Kumar Mangalam Birla, Chairman, Aditya Birla Group, said, “Over the past 2 decades, the IPL has morphed to become a global sporting powerhouse that has changed the face of Indian cricket creating enormous value for India.
“RCB, as one of the most compelling franchises in modern sport, offers the Aditya Birla Group a distinctive platform to extend its legacy of institution-building into the arena of global sport.”
As per the sale agreement, Aryaman Vikram Birla, ABG’s director, will be the chairman of RCB while Satyan Gajwani of Times of India will be his deputy.
Aryaman Birla, said: “It is a privilege to come together in this partnership to shape the next phase of growth for RCB. This partnership brings together a deep understanding of sports, media and consumer businesses.
“Together, we will continue to Play Bold -- on the pitch, in the community, and for the fans who make RCB what it is.”
Gajwani, Chairman, Times Internet Limited, said: “RCB is the reigning champion and the most popular brand in the IPL. We will build RCB into a global sporting institution, while remaining rooted in Bengaluru and Karnataka and its incredible fanbase.”
Blitzer hoped to build on RCB’s recent success.
“RCB has a world-class fanbase, and the IPL is one of the great growth stories in global sport. Having invested in clubs and leagues around the world, I believe the opportunity at RCB stands out.
We look forward to working alongside our partners and the BCCI to build on the franchise’s championship success,” he said.
Patel praised the RCB as one of the strongest sporting brands in the world.
“We are excited to invest in RCB, building on Blackstone’s long-standing commitment to India. RCB stands out as one of the most popular sports franchises in the world with a powerful brand, a loyal fan base, and multiple avenues for growth,” he added.
However, formalities such as ratification from the BCCI, IPL Governing Council, its WPL counterpart and the Competition Commission of India are still pending.

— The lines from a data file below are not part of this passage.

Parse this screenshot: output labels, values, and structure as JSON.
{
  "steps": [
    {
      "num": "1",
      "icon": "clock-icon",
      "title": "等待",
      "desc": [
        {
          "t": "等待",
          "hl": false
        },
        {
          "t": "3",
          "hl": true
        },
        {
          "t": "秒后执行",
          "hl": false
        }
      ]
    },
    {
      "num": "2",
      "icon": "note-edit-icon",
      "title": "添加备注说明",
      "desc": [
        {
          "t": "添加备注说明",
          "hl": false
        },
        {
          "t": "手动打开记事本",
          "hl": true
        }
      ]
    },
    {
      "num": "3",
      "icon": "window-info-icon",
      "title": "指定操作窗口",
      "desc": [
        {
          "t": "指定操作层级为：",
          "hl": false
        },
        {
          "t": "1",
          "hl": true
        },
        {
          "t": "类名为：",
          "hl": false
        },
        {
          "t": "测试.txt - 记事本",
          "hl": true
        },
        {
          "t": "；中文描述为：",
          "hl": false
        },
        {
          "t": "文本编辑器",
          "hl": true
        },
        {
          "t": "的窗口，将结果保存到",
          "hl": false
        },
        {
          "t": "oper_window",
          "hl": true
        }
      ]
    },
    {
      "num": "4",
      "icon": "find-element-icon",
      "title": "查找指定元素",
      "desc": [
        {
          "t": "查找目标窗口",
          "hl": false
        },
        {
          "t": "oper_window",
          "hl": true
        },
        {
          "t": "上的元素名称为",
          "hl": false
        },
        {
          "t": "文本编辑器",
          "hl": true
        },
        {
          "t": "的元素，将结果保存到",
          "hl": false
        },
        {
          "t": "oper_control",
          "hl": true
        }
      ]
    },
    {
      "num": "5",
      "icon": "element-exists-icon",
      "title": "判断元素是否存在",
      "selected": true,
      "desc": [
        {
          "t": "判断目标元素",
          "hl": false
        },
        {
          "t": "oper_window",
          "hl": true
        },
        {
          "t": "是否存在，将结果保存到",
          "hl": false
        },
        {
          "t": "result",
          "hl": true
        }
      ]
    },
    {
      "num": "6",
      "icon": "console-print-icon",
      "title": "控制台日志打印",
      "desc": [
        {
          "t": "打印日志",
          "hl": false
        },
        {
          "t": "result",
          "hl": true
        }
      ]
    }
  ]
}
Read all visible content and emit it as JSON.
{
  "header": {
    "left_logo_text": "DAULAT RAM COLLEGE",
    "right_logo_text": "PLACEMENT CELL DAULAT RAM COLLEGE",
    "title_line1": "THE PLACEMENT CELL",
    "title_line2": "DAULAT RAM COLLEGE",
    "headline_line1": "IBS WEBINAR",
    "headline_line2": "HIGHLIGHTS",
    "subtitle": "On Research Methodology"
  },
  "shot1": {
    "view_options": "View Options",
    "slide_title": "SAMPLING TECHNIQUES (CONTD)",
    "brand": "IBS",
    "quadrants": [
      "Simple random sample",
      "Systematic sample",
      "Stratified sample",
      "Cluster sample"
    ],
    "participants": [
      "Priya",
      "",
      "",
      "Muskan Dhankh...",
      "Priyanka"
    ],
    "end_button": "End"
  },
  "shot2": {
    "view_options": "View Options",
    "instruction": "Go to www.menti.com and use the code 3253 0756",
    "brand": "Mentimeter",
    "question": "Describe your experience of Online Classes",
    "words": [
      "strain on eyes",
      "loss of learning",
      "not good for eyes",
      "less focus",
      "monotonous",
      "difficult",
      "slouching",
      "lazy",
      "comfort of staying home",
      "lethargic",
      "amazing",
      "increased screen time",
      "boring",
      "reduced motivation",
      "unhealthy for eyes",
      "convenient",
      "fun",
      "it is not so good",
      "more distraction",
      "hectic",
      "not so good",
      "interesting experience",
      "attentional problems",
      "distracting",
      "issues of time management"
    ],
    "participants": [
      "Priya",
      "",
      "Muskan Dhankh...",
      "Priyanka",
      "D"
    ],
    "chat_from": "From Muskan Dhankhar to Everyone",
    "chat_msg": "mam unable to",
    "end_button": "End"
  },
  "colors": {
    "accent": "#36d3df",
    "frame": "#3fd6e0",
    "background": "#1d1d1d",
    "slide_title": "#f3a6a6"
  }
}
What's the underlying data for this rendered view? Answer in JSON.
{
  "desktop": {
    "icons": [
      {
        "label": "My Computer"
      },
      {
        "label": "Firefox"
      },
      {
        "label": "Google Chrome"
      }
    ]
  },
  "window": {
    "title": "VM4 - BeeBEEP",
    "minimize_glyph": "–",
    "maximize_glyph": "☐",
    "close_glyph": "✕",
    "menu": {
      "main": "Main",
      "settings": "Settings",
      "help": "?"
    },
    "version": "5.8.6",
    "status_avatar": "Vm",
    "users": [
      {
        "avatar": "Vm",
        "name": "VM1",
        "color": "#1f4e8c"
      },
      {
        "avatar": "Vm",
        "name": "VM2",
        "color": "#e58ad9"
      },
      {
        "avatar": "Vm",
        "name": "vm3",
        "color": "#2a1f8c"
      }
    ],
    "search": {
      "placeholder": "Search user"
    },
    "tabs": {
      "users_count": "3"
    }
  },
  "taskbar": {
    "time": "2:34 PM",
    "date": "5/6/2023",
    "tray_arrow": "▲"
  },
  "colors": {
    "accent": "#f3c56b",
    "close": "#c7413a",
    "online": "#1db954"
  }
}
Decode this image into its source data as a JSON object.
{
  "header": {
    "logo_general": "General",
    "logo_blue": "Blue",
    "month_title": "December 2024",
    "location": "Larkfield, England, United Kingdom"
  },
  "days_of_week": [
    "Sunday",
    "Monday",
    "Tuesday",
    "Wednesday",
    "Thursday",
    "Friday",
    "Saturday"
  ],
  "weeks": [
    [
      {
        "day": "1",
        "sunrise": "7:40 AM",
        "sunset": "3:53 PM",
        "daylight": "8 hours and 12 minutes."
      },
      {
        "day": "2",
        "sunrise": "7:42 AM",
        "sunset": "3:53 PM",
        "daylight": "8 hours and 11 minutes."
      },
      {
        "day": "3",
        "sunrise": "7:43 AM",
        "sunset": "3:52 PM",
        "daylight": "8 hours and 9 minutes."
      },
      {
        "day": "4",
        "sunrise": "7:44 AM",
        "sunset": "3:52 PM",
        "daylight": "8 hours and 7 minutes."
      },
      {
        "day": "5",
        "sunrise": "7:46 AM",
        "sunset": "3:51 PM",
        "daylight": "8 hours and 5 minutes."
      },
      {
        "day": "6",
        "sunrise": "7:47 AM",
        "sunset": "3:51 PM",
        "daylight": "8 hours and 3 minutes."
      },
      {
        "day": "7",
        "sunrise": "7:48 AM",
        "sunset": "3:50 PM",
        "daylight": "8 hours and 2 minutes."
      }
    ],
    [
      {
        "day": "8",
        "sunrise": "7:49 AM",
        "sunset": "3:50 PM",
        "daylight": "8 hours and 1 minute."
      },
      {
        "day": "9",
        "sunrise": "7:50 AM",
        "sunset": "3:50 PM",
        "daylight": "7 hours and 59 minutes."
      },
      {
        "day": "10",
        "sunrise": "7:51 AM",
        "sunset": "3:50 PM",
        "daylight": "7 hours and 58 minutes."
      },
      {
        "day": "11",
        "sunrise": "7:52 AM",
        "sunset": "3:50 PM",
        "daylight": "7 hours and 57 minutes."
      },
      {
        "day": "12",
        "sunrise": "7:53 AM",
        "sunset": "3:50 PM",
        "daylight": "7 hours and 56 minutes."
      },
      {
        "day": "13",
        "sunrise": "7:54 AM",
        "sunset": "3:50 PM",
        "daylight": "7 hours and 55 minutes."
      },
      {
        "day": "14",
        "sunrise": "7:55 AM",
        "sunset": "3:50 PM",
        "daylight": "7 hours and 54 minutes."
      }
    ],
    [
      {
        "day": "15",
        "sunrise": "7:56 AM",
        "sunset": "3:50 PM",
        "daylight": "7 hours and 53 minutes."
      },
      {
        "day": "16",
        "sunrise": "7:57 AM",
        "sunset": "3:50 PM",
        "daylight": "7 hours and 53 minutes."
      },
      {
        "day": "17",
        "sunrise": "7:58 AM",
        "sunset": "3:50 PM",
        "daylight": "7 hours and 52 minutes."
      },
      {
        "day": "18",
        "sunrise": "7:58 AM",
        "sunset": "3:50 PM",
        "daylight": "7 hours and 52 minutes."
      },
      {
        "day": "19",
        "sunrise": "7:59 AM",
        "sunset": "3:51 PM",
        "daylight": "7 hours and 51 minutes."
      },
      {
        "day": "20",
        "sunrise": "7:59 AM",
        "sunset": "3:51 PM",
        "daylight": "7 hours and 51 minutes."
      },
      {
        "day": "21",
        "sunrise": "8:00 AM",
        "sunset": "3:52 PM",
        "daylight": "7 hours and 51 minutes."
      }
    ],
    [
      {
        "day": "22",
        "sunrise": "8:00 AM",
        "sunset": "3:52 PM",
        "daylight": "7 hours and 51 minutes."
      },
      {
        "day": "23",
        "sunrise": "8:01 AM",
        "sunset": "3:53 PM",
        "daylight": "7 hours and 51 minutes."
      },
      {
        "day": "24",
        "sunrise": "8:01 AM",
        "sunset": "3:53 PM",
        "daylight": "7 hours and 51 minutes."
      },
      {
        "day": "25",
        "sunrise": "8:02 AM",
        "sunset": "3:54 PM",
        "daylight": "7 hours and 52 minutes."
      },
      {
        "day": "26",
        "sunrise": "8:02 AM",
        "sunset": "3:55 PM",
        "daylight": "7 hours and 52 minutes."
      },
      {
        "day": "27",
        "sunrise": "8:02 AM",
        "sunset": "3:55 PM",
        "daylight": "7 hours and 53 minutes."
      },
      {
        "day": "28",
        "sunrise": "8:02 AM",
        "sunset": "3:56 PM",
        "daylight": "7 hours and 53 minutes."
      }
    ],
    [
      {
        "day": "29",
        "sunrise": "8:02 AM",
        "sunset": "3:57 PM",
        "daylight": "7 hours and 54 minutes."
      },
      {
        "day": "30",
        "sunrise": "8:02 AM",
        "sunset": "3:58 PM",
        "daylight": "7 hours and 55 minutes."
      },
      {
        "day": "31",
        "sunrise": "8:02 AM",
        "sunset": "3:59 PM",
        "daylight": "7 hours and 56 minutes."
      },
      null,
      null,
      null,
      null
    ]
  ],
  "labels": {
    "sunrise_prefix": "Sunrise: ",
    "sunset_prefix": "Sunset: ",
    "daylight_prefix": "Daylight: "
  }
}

Earlier, IPL franchise Rajasthan Royals was acquired by US-based Kal Somani-led consortium for USD 1.63 billion (approx Rs 15,290 crore),
The Somani-led consortium includes Rob Walton from the Walmart family and Hamp family (Ford motor company).
Somani is an Arizona-based tech entrepreneur who has founded IntraEdge (technology services and solutions), Truyo.Ai (data privacy rights and AI governance) and Academian (edtech services).
The other contenders to buy the team, which won the inaugural trophy in 2008, were the Times Internet-led consortium, the Aditya Birla Group and the Mittal family led by ArcelorMittal CEO Aditya Mittal.